NASA’s Mars Science Laboratory (MSL) mission made a safe and spectacular departure from Earth on Saturday, November 26 from Kennedy Space Center in Florida. Both the Atlas 541 booster and the Centaur upper stage performed flawlessly, injecting the MSL rover, named Curiosity, into a stable trajectory toward Mars.
The Center for Meteorite Studies plays a significant role in the MSL mission; Director Mini Wadhwa is a Co-Investigator on the Sample Collection at Mars (SAM) experiment, and Assistant Director Michelle Minitti is a Co-Investigator on the imaging team.
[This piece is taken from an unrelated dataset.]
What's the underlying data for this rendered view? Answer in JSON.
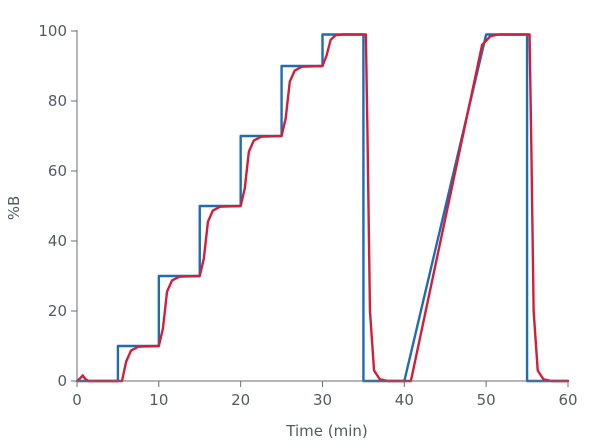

SAM consists of three instruments aimed at measuring the molecular and isotopic composition of rock and atmospheric samples and the distribution of any organics SAM might find. The imaging capability of Curiosity is primarily divided among four cameras designed by former ASU professor Michael Malin and ASU alumnus Ken Edgett. Mastcam consists of two cameras of different focal lengths that serve as Curiosity’s eyes on top of her mast. The Mars Hand Lens Imager (MAHLI) is a color, focusable camera that sits at the end of Curiosity’s arm and is capable of imaging everything from sand grains to the distant horizon. The Mars Descent Imager (MARDI) will capture a dramatic sequence of images as Curiosity descends through the Martian atmosphere to her home in Gale Crater.
ASU School of Earth and Space Exploration Faculty members also play important roles on the MSL mission: Jack Farmer is a Co-Investigator on the CheMin instrument, which will provide the first direct measurements of mineralogy on Mars. Jim Bell is a Co-Investigator on the imaging team, and Alberto Behar is the investigation scientist for the Russian-contributed Dynamic Albedo of Neutrons (DAN) experiment which will detect subsurface hydrogen.